K = 1e10*np.random.random((5, 5))
P = np.random.random((5, 2))
d = np.random.random((5,))
LHS = np.block([[K, P], [P.T, np.zeros((2, 2))]])
rhs = np.hstack((d, np.zeros((2,))))

np.linalg.cond(LHS) gives me about 3.4e21. When I run scipy.linalg.matrix_balance on LHS, it gives me the same matrix back. In my above comment, I was suggesting normalizing the K block in LHS as

scale = np.max(np.abs(LHS[:5, :5]))
LHS[:5, :5] /= scale

which gives me a condition number of about 155.0 for LHS. I then scale the solution as

soln = np.linalg.solve(LHS, rhs)
a, b = soln[:5], soln[5:]
a /= scale

I am not happy with this rescaling approach because it is a lot of extra work to give a nicer condition number, but it does not make the solution any more stable (the solution with and without rescaling are equal to within about 1e-14).

ilayn commented 3 years ago

That's expected since your conditioning comes from the structure of the problem which is essentially

[ 1e10  1 ] [a]   [d]
[ 1     0 ] [b] = [0]

which is more or less equivalent to

[ 1      1e-10 ] [a]   [e]
[ 1e-10      0 ] [b] = [0]

This is destined to be ill-conditioned if you don't do the extra work.
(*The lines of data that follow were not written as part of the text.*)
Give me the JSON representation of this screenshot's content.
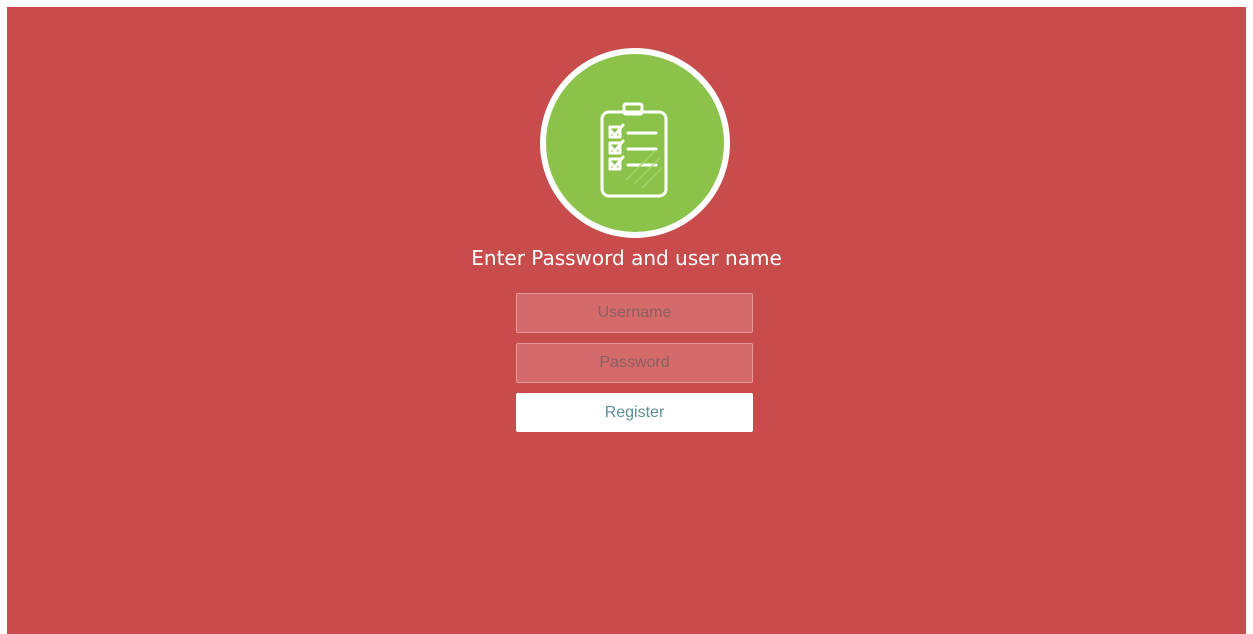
{
  "logo": {
    "icon": "clipboard-checklist-icon",
    "circle_color": "#8bc34a",
    "ring_color": "#ffffff"
  },
  "title": "Enter Password and user name",
  "form": {
    "username_placeholder": "Username",
    "password_placeholder": "Password",
    "register_label": "Register"
  },
  "colors": {
    "background": "#c94c4c",
    "field_background": "#d46a6a",
    "button_text": "#5a8f97"
  }
}
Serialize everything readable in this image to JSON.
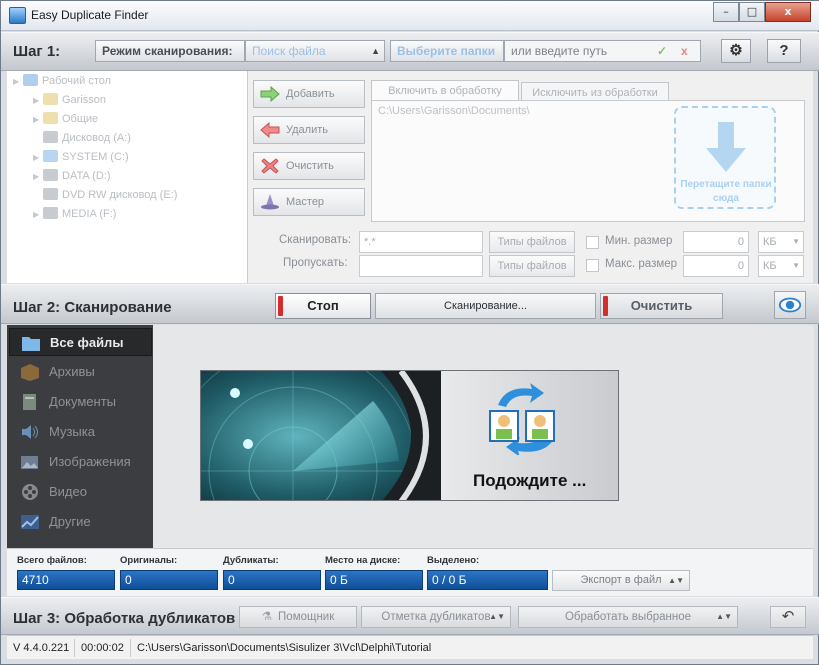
{
  "window": {
    "title": "Easy Duplicate Finder",
    "minimize": "–",
    "maximize": "□",
    "close": "x"
  },
  "step1": {
    "label": "Шаг 1:",
    "mode_label": "Режим сканирования:",
    "mode_value": "Поиск файла",
    "choose_folder": "Выберите папки",
    "path_placeholder": "или введите путь",
    "ok_mark": "✓",
    "cancel_mark": "x",
    "settings": "⚙",
    "help": "?"
  },
  "tree": {
    "items": [
      {
        "label": "Рабочий стол",
        "color": "#6fa6de"
      },
      {
        "label": "Garisson",
        "color": "#e0c46c"
      },
      {
        "label": "Общие",
        "color": "#e0c46c"
      },
      {
        "label": "Дисковод (A:)",
        "color": "#9aa1a8"
      },
      {
        "label": "SYSTEM (C:)",
        "color": "#7fb4e6"
      },
      {
        "label": "DATA (D:)",
        "color": "#9aa1a8"
      },
      {
        "label": "DVD RW дисковод (E:)",
        "color": "#9aa1a8"
      },
      {
        "label": "MEDIA (F:)",
        "color": "#9aa1a8"
      }
    ]
  },
  "actions": {
    "add": "Добавить",
    "remove": "Удалить",
    "clear": "Очистить",
    "wizard": "Мастер"
  },
  "tabs": {
    "include": "Включить в обработку",
    "exclude": "Исключить из обработки"
  },
  "include_path": "C:\\Users\\Garisson\\Documents\\",
  "drop_hint": "Перетащите папки сюда",
  "filters": {
    "scan_label": "Сканировать:",
    "scan_value": "*.*",
    "skip_label": "Пропускать:",
    "skip_value": "",
    "file_types": "Типы файлов",
    "min_size_label": "Мин. размер",
    "min_size_value": "0",
    "max_size_label": "Макс. размер",
    "max_size_value": "0",
    "unit": "КБ"
  },
  "step2": {
    "label": "Шаг 2: Сканирование",
    "stop": "Стоп",
    "progress": "Сканирование...",
    "clear": "Очистить"
  },
  "categories": [
    {
      "label": "Все файлы",
      "selected": true
    },
    {
      "label": "Архивы"
    },
    {
      "label": "Документы"
    },
    {
      "label": "Музыка"
    },
    {
      "label": "Изображения"
    },
    {
      "label": "Видео"
    },
    {
      "label": "Другие"
    }
  ],
  "wait_text": "Подождите ...",
  "stats": {
    "total_label": "Всего файлов:",
    "total_value": "4710",
    "originals_label": "Оригиналы:",
    "originals_value": "0",
    "dups_label": "Дубликаты:",
    "dups_value": "0",
    "disk_label": "Место на диске:",
    "disk_value": "0 Б",
    "sel_label": "Выделено:",
    "sel_value": "0 / 0 Б",
    "export": "Экспорт в файл"
  },
  "step3": {
    "label": "Шаг 3: Обработка дубликатов",
    "assistant": "Помощник",
    "mark": "Отметка дубликатов",
    "process": "Обработать выбранное"
  },
  "status": {
    "version": "V 4.4.0.221",
    "time": "00:00:02",
    "path": "C:\\Users\\Garisson\\Documents\\Sisulizer 3\\Vcl\\Delphi\\Tutorial"
  }
}
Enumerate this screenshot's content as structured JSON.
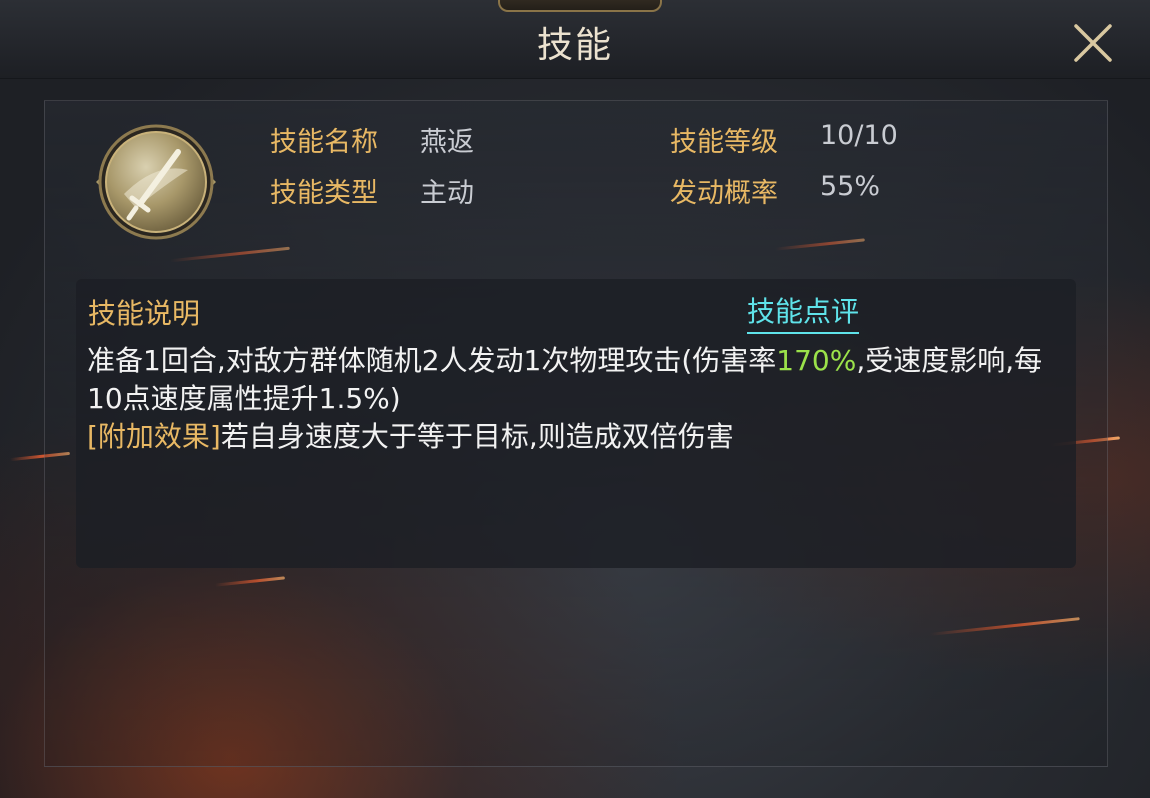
{
  "header": {
    "title": "技能"
  },
  "skill": {
    "icon": "sword-icon",
    "name_label": "技能名称",
    "name_value": "燕返",
    "type_label": "技能类型",
    "type_value": "主动",
    "level_label": "技能等级",
    "level_value": "10/10",
    "prob_label": "发动概率",
    "prob_value": "55%"
  },
  "description": {
    "title": "技能说明",
    "review_link": "技能点评",
    "line1_pre": "准备1回合,对敌方群体随机2人发动1次物理攻击(伤害率",
    "line1_highlight": "170%",
    "line1_post": ",受速度影响,每10点速度属性提升1.5%)",
    "extra_tag": "[附加效果]",
    "extra_text": "若自身速度大于等于目标,则造成双倍伤害"
  },
  "colors": {
    "label_gold": "#e8b864",
    "highlight_green": "#9be24a",
    "link_cyan": "#5fe3ea"
  }
}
Otherwise you are practically solving b = d and contribution of a can be neglected

ev-br commented 2 years ago

So what would be a conclusion here Trever, Ilhan, Pamphille?

ilayn commented 2 years ago

Unfortunately, this is a structural problem and whatever is going to be implemented will solve some of the cases and leave the rest out. Hence, if there is a sweet spot between performance and convenience, I am OK with whatever the consumers of this tool choose. I laid out a generic linear algebra issue and I don't want to claim that I knew anything about RBFInterpolator when I typed things above. In general, it seems to me, that some tweaking is unavoidable nevertheless.